本記事は、著作権法上の引用の範囲内で掲載しています。当時の記録として、皆様に楽しんでいただけましたら幸いです。


物流戦略実現の試み 九州工場物流センター
三協アルミニウム工業(株)が九州高速道の福岡県八女LC近くに九州工場を建設したのは1993年10月。
それ まで福岡と鹿児島に分散保管していた商品を統合し、九州全域をカバーする物流センターを備えた加工工場であるが、それ以上に同社にとっては、物流に対するポリシーが表現された物流戦略上の拠点としての性格が強い。
三協アルミの物流の基本は、”JUST ON TIME”。

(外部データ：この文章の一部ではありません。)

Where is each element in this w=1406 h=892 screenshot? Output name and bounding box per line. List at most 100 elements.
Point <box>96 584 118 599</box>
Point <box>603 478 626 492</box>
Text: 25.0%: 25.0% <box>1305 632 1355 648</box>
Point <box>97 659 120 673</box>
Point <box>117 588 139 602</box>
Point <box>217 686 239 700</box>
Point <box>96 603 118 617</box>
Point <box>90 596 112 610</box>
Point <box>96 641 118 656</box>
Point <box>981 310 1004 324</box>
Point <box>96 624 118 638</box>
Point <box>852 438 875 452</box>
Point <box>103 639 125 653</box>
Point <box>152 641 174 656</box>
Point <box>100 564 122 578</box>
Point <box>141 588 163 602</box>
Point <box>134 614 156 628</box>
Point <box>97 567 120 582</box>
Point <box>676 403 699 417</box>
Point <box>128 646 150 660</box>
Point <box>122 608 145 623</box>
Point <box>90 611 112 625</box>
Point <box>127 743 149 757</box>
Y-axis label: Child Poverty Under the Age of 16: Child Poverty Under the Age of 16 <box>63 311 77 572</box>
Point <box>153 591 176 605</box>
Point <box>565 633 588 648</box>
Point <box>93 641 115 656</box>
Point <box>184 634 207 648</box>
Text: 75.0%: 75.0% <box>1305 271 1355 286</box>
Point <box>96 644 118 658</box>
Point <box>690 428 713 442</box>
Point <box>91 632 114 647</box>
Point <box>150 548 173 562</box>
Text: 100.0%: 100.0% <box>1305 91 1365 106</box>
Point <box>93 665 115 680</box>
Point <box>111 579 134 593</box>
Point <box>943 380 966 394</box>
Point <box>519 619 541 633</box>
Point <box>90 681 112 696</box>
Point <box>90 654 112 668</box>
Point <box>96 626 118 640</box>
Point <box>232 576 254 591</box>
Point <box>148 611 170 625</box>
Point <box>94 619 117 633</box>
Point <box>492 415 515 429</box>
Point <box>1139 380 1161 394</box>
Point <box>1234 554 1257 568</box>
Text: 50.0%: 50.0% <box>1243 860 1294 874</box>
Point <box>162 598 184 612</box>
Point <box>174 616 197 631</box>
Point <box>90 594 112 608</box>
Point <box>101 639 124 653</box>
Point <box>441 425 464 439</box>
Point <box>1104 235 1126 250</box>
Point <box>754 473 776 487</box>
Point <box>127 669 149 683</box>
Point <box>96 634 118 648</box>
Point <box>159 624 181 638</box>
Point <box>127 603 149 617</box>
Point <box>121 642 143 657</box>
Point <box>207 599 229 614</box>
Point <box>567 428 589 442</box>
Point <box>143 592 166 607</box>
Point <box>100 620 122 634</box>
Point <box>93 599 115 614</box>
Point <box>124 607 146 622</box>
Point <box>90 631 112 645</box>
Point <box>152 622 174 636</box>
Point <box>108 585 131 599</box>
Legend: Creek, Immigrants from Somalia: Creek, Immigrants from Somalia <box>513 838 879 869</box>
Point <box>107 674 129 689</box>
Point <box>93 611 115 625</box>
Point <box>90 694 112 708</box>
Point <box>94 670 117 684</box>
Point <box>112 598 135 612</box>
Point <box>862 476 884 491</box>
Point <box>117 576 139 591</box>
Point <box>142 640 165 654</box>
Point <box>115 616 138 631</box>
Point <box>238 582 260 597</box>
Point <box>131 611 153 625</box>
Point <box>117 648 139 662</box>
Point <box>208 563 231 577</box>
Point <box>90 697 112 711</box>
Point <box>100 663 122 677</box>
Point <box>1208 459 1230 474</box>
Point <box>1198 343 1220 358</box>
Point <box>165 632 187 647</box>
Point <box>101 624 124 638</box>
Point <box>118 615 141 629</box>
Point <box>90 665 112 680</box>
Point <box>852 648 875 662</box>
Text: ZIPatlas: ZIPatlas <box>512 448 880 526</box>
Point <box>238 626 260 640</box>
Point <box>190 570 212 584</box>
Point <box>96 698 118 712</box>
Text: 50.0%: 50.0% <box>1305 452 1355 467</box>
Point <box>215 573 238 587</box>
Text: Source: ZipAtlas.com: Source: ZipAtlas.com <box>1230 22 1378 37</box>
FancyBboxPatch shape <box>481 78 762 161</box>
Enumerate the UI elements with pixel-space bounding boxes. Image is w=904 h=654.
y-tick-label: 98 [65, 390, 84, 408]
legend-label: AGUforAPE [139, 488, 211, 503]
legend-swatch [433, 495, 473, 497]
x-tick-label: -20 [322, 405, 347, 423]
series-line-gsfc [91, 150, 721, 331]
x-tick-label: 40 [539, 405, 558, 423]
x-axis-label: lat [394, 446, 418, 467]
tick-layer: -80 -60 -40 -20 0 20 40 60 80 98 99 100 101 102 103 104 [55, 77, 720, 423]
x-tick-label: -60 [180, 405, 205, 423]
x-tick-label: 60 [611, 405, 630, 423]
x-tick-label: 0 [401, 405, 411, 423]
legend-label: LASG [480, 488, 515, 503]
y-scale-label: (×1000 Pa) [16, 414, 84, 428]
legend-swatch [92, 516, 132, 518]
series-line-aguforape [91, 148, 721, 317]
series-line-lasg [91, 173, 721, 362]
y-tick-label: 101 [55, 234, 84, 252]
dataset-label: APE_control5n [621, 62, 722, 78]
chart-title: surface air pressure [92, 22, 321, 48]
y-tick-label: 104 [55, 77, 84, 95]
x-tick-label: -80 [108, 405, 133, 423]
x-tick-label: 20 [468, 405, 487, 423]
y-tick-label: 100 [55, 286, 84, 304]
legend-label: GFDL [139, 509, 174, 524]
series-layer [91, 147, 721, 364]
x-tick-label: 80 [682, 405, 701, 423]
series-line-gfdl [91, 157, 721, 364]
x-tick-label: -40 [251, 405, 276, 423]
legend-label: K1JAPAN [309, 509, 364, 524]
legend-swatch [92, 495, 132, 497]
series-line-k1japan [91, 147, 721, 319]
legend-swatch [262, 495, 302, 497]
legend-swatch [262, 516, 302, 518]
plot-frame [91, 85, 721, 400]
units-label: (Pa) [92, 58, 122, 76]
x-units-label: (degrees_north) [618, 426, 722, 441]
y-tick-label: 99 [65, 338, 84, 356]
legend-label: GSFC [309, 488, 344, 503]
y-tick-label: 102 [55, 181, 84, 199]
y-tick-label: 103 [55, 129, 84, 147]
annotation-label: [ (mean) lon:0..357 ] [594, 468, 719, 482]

お客様の欲しい時に、それ以前でも遅れもしない、その時に納品すること。
本社から500km以内の本州各県には、県内の各工場で生産された製品が直接発送され るため、配送センターは荷捌き機能のみで、基本的に在庫は持たない。
しかし新築されたここ九州工場の物 流センターには、5000品種の売れ筋商品を常時在庫し、顧客のニーズに対応している。
better to BEST 「適正」を目指して
本システムを計画するにあたり、同社では物流管理部を中心にプロジェクトチームを発足させ、超多品種 (約3万品種)で荷姿形状も非常に多様という現状と将来のマーケットを分析し、完全機械化に頼らない標準化が必要であると決定した。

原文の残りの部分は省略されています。